Minggu Biasa | Pembukaan Bulan Kitab Suci
Stola Hijau
Bacaan 1: Yeremia 15 : 15 – 21
Bacaan 2: Roma 12 : 9 – 21
Bacaan 3: Matius 16 : 21 – 28
Tema Liturgis: Kitab Suci sebagai Pedoman Nilai-nilai Kerajaan Allah
Tema Khotbah: Lakon Menang Keri
Penjelasan Teks Bacaan:
(Tidak perlu dibaca di mimbar, cukup dibaca saat mempersiapkan khotbah)
Yeremia 15 : 15 – 21
Nabi yang meratap, adalah sebutan yang seringkali disematkan pada Yeremia. Yeremia, yang masa pelayanannya dipercaya berkelindan dengan Nabi Yehezkiel ini melihat dan merasakan sendiri kekalahan dan kehancuran Yehuda. Yehuda yang selama ini berada di bawah bayang-bayang Asyur, secara mengenaskan kalah telak di bawah kekuatan baru Babilonia. Yeremia juga melihat sendiri bagaimana saudara-saudara sebangsanya dibuang ke tanah asing. Karena itulah, ia menyampaikan berita nubuatan dari Yerusalem, tanah perjanjian yang telah remuk redam itu.
Kitab Yeremia memang didominasi dengan ungkapan ratapan yang puitis dan berbagai simbol yang menjadi bagian dari nubuat yang disampaikan sang Nabi bagi Yehuda. Namun, dalam bagian bacaan kita hari ini, kita tidak berjumpa ratapan, melainkan sebuah pengakuan. Dalam bagian bacaan kita, Yeremia menyatakan pengakuannya di hadapan YHWH. Di ayat 5-9, Yeremia menunjukkan kengerian yang harus dihadapi Yerusalem. Keputusan Yoyakim sang raja Yehuda yang melakukan pemberontakan, ternyata harus dibayar mahal. Babel menyerang Yerusalem dengan kekuatan penuh, dan kota suci itu pun jatuh.

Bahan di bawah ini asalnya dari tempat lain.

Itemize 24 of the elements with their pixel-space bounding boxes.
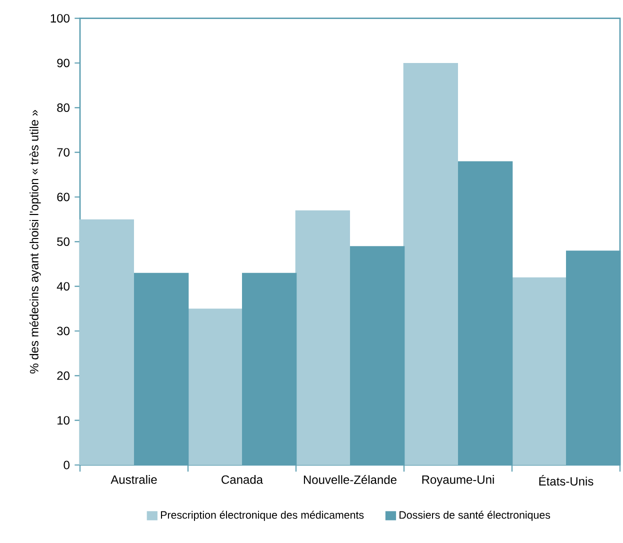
y-tick-label: 90 [57, 58, 70, 68]
x-tick-label: Australie [110, 475, 157, 484]
y-tick-label: 0 [64, 460, 70, 470]
y-tick-label: 60 [57, 192, 70, 202]
x-tick-label: Nouvelle-Zélande [304, 475, 396, 484]
x-tick-label: Canada [222, 475, 264, 484]
bar [403, 62, 458, 465]
bar [295, 210, 350, 465]
y-tick-label: 30 [57, 326, 70, 336]
bar [79, 219, 134, 465]
y-tick-label: 70 [57, 148, 70, 157]
bar [187, 308, 242, 465]
y-tick-label: 100 [50, 14, 70, 23]
x-tick-label: États-Unis [539, 475, 594, 486]
y-tick-label: 10 [58, 416, 70, 425]
y-axis-title: % des médecins ayant choisi l'option « très utile » [29, 110, 41, 374]
legend-label: Prescription électronique des médicaments [161, 510, 364, 521]
y-tick-label: 40 [56, 282, 70, 291]
y-tick-label: 20 [57, 371, 70, 380]
x-tick-label: Royaume-Uni [422, 475, 494, 486]
legend-label: Dossiers de santé électroniques [400, 510, 550, 521]
bar [511, 277, 566, 465]
y-tick-label: 80 [57, 103, 70, 112]
y-tick-label: 50 [57, 237, 70, 246]
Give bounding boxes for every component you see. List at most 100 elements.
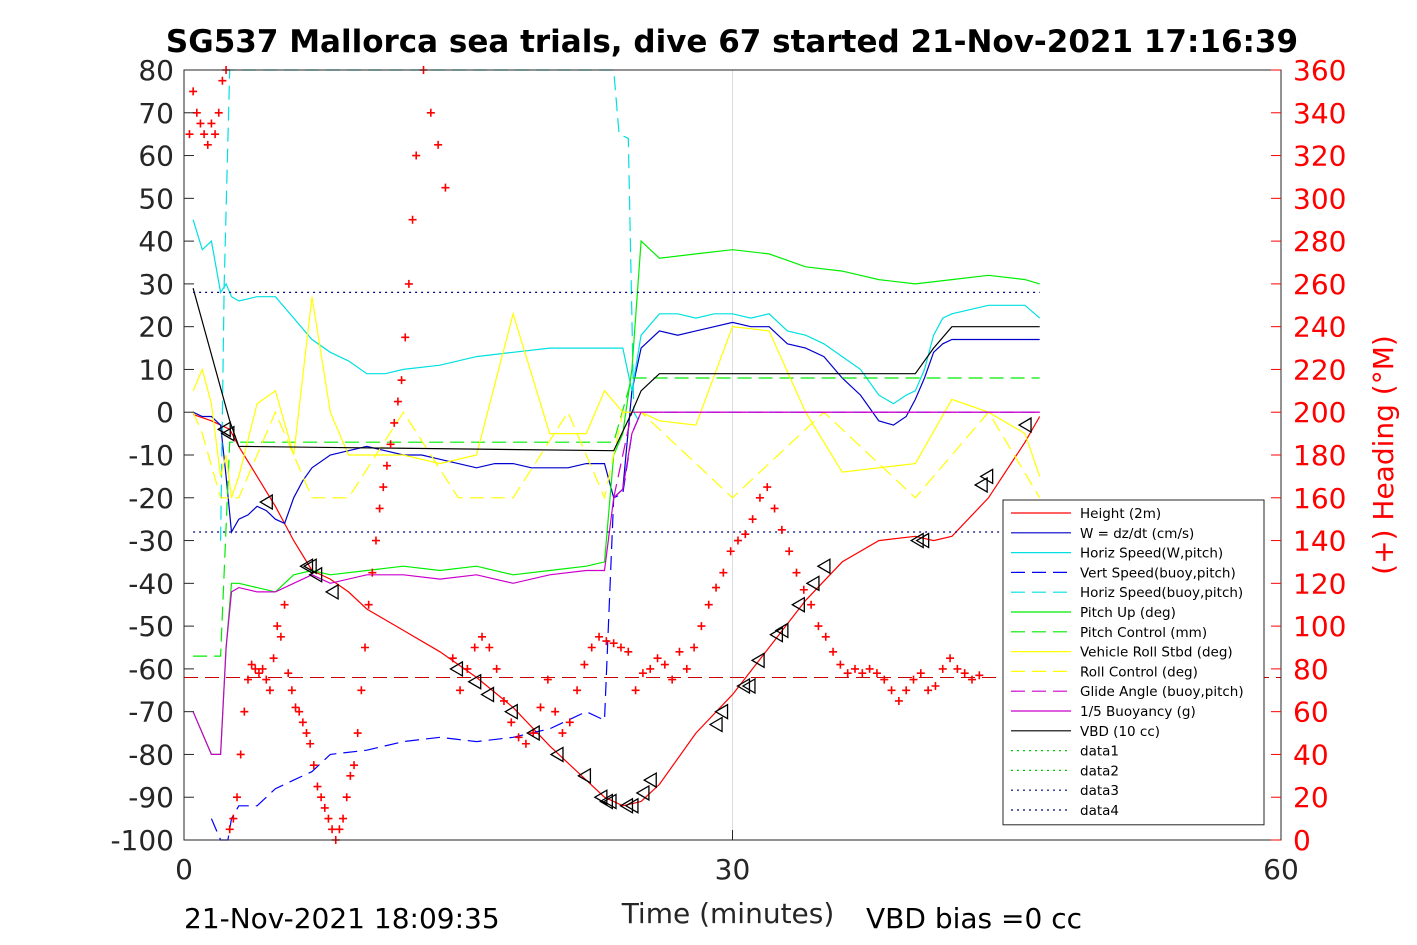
triangle-marker: [791, 596, 805, 613]
triangle-marker: [220, 425, 235, 442]
heading-point: [726, 547, 735, 556]
heading-point: [682, 664, 691, 673]
heading-point: [368, 568, 377, 577]
heading-point: [375, 504, 384, 513]
heading-point: [792, 568, 801, 577]
x-tick-label: 30: [715, 853, 751, 886]
heading-point: [284, 669, 293, 678]
heading-point: [931, 682, 940, 690]
heading-point: [203, 140, 212, 149]
triangle-marker: [302, 558, 317, 575]
heading-point: [924, 686, 933, 695]
heading-point: [668, 675, 677, 684]
heading-point: [302, 729, 311, 738]
y-tick-label: -60: [128, 653, 174, 686]
heading-point: [660, 660, 669, 669]
heading-point: [353, 729, 362, 738]
y-tick-label: -80: [128, 738, 174, 771]
triangle-marker: [549, 746, 564, 763]
y-tick-label: 20: [138, 311, 174, 344]
series-line-11: [192, 288, 1040, 452]
heading-point: [580, 660, 589, 669]
chart-title: SG537 Mallorca sea trials, dive 67 start…: [166, 24, 1298, 60]
heading-point: [712, 583, 721, 592]
heading-point: [916, 669, 925, 678]
right-tick-label: 340: [1293, 97, 1346, 130]
y-tick-label: 30: [138, 268, 174, 301]
heading-point: [514, 733, 523, 742]
heading-point: [733, 536, 742, 545]
heading-point: [361, 643, 370, 652]
heading-point: [196, 119, 205, 128]
triangle-marker: [599, 793, 613, 810]
right-tick-label: 40: [1293, 738, 1329, 771]
x-axis-label: Time (minutes): [621, 897, 835, 930]
legend-label: Vehicle Roll Stbd (deg): [1080, 645, 1233, 661]
heading-point: [207, 119, 216, 128]
triangle-marker: [577, 767, 592, 784]
y-tick-label: -20: [128, 482, 174, 515]
heading-point: [408, 215, 417, 224]
heading-point: [558, 729, 567, 738]
heading-point: [298, 718, 307, 727]
triangle-marker: [816, 558, 831, 575]
heading-point: [214, 108, 223, 117]
footer-timestamp: 21-Nov-2021 18:09:35: [184, 902, 500, 935]
heading-point: [638, 669, 647, 678]
heading-point: [536, 703, 545, 712]
heading-point: [646, 664, 655, 673]
heading-point: [295, 707, 304, 716]
heading-point: [233, 793, 242, 802]
right-tick-label: 280: [1293, 225, 1346, 258]
heading-point: [938, 664, 947, 673]
heading-point: [573, 686, 582, 695]
legend-label: Glide Angle (buoy,pitch): [1080, 684, 1244, 700]
heading-point: [441, 183, 450, 192]
y-tick-label: -50: [128, 610, 174, 643]
y-tick-label: -70: [128, 696, 174, 729]
heading-point: [379, 483, 388, 492]
right-tick-label: 240: [1293, 311, 1346, 344]
right-tick-label: 260: [1293, 268, 1346, 301]
heading-point: [456, 686, 465, 695]
right-tick-label: 0: [1293, 824, 1311, 857]
heading-point: [324, 814, 333, 823]
right-tick-label: 100: [1293, 610, 1346, 643]
heading-point: [218, 76, 227, 85]
right-tick-label: 200: [1293, 396, 1346, 429]
heading-point: [595, 632, 604, 641]
right-tick-label: 120: [1293, 567, 1346, 600]
y-tick-label: -30: [128, 525, 174, 558]
heading-point: [276, 632, 285, 641]
heading-point: [814, 622, 823, 631]
heading-point: [975, 671, 984, 680]
heading-point: [529, 729, 538, 738]
triangle-marker: [909, 532, 924, 549]
series-line-1: [192, 321, 1040, 534]
heading-point: [507, 718, 516, 727]
heading-point: [320, 803, 329, 812]
right-y-axis: 3603403203002802602402202001801601401201…: [1271, 54, 1346, 857]
triangle-marker: [525, 724, 540, 742]
triangle-markers: [216, 416, 1032, 814]
triangle-marker: [973, 476, 988, 494]
heading-point: [821, 632, 830, 641]
heading-point: [371, 536, 380, 545]
y-tick-label: 0: [156, 396, 174, 429]
series-line-3: [210, 411, 1040, 841]
heading-point: [909, 675, 918, 684]
x-axis: 0 30 60: [175, 830, 1299, 886]
heading-point: [225, 825, 234, 834]
heading-point: [397, 376, 406, 385]
heading-point: [382, 461, 391, 470]
heading-point: [887, 686, 896, 695]
legend-box: [1002, 499, 1265, 826]
heading-point: [653, 654, 662, 663]
heading-point: [412, 151, 421, 160]
legend-label: data3: [1080, 783, 1119, 799]
x-tick-label: 0: [175, 853, 193, 886]
heading-markers: [185, 66, 984, 844]
heading-point: [313, 782, 322, 791]
right-tick-label: 220: [1293, 353, 1346, 386]
right-tick-label: 80: [1293, 653, 1329, 686]
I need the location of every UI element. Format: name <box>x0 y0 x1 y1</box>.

Dalam kondisi demikianlah Yeremia mengajukan keluhnya. Ia mengadukan para lawan yang mengejar dan mencela karena panggilan yang diterimanya (Ay. 15). Padahal Yeremia adalah nabi yang taat dan bahkan menjadikan firman TUHAN sebagai kegirangan dan sukacita (Ay. 16). Ia juga menjaga tindakan kesehariannya, Yeremia tidak ikut duduk beria-ria dalam senda gurau, seperti orang-orang lainnya (Ay. 17). Namun karena luka dan deritanya tak berkesudahan, Yeremia akhirnya berkata pada TUHAN, “Sungguh, Engkau seperti sungai yang curang bagiku, air yang tidak dapat dipercaya.” (Ay. 18). Namun TUHAN tak murka karena gugatan Yeremia, Dia justru menguatkan sang nabi agar bersedia kembali menjadi pelayan dan penyambung lidah bagi-Nya (Ay. 19), sehingga Yeremia akan dipakai TUHAN sebagai tembok tembaga bagi bangsanya dan akan terus menyertainya (Ay. 20-21). Dari perjalanan iman dan ratapan Yeremia ini, kita bisa belajar soal kesetiaan untuk menjadi pelayan dan penyambung lidah TUHAN, bukan hanya dalam kondisi baik dan lancar saja namun juga dalam kondisi kalah dan terpuruk sekalipun.
Roma 12 : 9 – 21
Kepada gereja yang berada di pusat dunia saat itu, Paulus memberikan berbagai nasihat dalam penutup suratnya. Kita sebagai pembaca dapat merasakan pergeseran dari penggunaan gramatika “indikatif” (pernyataan/deskripisi) yang mendominasi di psl 1-11 menjadi “imperative” (perintah) di pasal 12. Secara umum, pasal 12-13 memuat nasihat mengenai perubahan perilaku hidup sesehari. Bagi Paulus, keputusan seseorang untuk percaya pada Kristus adalah perkara eskatologis, dimana orang percaya diselamatkan. Keselamatan bukan hanya berarti perubahan identitas, namun terutama “perpindahan realitas”. Dalam pasal 5-8, Paulus menggambarkan bahwa manusia yang tadinya ada dalam realitas maut akibat dosa, ditebus dan dipindahkan dalam realitas baru, yakni dunia penuh keselamatan. Akibat perpindahan realitas inilah, perubahan cara hidup mutlak dilakukan. Oleh karenanya, dalam pasal 12-13 inilah Paulus menyediakan tuntunan etis bagi para orang Kristen baru di Kota Roma.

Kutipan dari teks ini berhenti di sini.